A mes yeux, si on fait du haut niveau, la seule véritable règle est « No limit, no excuse ». Il ne doit y avoir aucune limite en termes d’objectif, de souffrance, d’entraînement, de mental. C’est ma conviction que j’essaye de transmettre aux joueurs. Ce qu’il y a de bien avec les jeunes, c’est qu’on peut leur faire croire qu’ils vont être bons. A partir du moment où ils le croient, on peut les faire travailler et les rendre bons … Alors que les vieux joueurs n’ont plus cet espoir. Les seuls vieux joueurs que je prends sont ceux qui ont été très bons, car ils connaissent le travail sur lequel la réussite repose. Les jeunes sont très malléables, et on ne sait pas à l’avance jusqu’où on pourra les amener. Cela autorise tous les espoirs. C’est bien ce qui nous est arrivé en 2015. Dans ma position d’entraineur, je représente l’institution, les normes, les sélections. Mais, de temps en temps, il faut changer les habitudes, flirter avec l’irrégularité puisque j’attends des joueurs qu’ils fassent quelque chose d’exceptionnel. Je cherche l’étincelle pour qu’ils se dépassent eux-mêmes.

Comme lorsque vous projetez le briefing d’Al Pacino dans le film « L’Enfer du dimanche » ?

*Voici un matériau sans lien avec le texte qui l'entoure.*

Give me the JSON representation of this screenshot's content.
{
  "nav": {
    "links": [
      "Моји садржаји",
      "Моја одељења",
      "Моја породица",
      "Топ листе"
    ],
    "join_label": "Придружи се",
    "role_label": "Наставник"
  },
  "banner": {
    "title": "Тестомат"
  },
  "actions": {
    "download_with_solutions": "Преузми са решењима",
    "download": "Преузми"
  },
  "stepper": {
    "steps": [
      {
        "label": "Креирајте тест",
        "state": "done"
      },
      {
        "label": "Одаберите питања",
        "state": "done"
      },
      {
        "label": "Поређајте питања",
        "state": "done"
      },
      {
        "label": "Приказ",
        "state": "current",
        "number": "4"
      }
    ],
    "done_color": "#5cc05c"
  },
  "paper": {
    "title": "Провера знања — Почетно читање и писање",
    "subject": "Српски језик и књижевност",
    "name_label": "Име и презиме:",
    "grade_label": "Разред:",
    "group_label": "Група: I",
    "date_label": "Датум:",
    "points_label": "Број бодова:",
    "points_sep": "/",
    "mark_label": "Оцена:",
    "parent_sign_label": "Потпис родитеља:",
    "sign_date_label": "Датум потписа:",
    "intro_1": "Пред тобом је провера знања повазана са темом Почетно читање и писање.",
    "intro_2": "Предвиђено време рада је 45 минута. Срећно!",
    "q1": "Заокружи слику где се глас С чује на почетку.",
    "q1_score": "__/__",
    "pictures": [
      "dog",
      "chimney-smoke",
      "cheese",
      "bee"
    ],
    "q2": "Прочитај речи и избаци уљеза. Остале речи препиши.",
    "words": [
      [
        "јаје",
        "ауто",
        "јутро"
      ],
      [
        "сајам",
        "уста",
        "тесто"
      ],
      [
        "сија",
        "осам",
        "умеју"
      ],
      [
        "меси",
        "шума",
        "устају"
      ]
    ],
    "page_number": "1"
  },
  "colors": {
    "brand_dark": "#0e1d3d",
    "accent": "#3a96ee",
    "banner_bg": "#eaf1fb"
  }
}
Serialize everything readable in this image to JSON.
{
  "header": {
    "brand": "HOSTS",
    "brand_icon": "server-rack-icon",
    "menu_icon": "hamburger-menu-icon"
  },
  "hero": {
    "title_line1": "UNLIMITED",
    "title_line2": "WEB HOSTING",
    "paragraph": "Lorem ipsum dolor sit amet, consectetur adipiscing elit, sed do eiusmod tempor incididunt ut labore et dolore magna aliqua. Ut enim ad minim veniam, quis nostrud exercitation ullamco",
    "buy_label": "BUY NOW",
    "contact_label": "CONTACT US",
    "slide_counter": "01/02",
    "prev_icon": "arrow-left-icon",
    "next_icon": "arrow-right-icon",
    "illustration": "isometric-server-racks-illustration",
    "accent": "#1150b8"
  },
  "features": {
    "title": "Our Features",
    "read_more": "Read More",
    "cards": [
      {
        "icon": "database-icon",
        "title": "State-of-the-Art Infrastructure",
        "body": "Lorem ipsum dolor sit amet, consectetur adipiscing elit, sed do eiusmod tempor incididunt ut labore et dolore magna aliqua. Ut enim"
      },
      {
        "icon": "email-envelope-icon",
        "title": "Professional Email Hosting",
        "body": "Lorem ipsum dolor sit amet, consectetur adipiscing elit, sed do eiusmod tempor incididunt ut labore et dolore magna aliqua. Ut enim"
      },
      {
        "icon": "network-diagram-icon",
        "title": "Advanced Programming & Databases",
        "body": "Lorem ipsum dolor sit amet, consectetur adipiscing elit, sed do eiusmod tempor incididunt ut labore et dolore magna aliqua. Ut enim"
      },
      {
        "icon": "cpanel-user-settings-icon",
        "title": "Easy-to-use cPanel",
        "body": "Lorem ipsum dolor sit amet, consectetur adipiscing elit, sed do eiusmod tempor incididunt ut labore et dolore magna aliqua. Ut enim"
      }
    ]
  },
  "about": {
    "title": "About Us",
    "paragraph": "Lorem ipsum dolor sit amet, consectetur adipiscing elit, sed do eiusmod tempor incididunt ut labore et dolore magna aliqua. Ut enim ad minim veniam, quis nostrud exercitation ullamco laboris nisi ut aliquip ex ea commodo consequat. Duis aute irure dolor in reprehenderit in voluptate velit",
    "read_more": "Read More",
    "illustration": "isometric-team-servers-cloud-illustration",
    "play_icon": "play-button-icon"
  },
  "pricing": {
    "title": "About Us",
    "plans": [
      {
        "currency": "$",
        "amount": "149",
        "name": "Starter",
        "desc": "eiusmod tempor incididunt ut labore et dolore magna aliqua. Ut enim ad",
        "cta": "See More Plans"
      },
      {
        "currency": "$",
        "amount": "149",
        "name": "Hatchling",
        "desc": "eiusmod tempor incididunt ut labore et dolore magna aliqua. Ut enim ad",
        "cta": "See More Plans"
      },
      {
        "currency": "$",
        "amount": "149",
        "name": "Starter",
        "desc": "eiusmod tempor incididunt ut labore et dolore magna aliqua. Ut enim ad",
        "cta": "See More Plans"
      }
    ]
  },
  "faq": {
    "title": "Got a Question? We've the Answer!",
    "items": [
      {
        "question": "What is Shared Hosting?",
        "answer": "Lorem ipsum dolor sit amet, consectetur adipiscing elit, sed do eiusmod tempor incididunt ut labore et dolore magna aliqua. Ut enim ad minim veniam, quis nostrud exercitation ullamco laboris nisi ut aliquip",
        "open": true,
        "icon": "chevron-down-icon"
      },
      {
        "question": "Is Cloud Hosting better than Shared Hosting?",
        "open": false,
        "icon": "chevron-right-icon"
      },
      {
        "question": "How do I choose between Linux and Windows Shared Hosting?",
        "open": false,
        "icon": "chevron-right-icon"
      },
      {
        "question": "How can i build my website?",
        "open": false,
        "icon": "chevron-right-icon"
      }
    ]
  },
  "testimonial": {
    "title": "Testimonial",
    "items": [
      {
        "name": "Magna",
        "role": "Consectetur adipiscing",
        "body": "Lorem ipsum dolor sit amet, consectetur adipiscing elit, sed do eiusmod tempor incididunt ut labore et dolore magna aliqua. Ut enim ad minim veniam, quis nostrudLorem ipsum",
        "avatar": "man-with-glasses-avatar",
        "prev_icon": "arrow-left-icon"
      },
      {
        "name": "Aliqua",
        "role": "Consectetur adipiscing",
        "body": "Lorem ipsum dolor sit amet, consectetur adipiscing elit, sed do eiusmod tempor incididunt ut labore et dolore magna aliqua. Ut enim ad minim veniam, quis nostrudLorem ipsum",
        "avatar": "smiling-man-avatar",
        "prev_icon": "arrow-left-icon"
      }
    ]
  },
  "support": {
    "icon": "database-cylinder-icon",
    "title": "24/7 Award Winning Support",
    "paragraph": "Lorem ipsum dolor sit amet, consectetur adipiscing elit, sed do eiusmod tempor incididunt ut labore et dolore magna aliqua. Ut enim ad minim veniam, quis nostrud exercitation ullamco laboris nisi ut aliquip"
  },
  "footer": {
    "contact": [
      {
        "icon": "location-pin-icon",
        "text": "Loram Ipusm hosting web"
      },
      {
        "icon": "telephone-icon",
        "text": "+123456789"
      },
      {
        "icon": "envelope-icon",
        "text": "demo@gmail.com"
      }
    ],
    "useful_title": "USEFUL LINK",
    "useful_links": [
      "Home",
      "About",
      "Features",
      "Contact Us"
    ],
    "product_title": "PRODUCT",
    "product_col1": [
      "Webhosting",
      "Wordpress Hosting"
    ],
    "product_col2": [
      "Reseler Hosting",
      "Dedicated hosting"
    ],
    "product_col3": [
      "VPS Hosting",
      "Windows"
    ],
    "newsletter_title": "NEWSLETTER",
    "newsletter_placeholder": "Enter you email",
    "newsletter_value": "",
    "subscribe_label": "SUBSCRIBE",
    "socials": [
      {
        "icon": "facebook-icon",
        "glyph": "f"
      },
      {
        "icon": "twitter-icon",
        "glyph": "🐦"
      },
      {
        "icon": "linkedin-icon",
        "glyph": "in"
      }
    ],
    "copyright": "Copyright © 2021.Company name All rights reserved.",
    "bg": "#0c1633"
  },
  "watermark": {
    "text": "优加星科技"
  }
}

J’ai appris que les mots peuvent être vraiment destructeurs ou porteurs d’espérance. Je suis frappé par la puissance des mots, des symboles, des dessins, des histoires. Si l’équipe adhère, tu peux vraiment les embarquer. Dans cette séquence, il y a tout. J’ai pris le risque de montrer ces images, initialement pour présenter la progression 2012-2016, avec les objectifs intermédiaires. Cela pouvait paraître décalé, mais je le ressentais. Les joueurs sont sortis de là avec une énergie énorme, une envie d’y être déjà. Du coup, j’ai recommencé pour certains gros matchs. C’est devenu un rituel, une façon de s’auto-hypnotiser, de rentrer dans la compétition. Dans le très haut niveau, lorsqu’on se confronte aux meilleurs, on atteint les limites du rationnel. On travaille avec son cœur et ses émotions. Cette séquence permet de recentrer les joueurs sur le collectif. Il y a cette idée que chacun doit faire plus que son devoir, plus que ce qui est demandé, être solidaire, se surpasser pour les autres. Le résultat ne repose pas uniquement sur le fait que toi tu joues bien. L’enjeu est d’arriver à faire bien jouer ceux qui sont à côté de toi. Il est que tout le monde joue bien.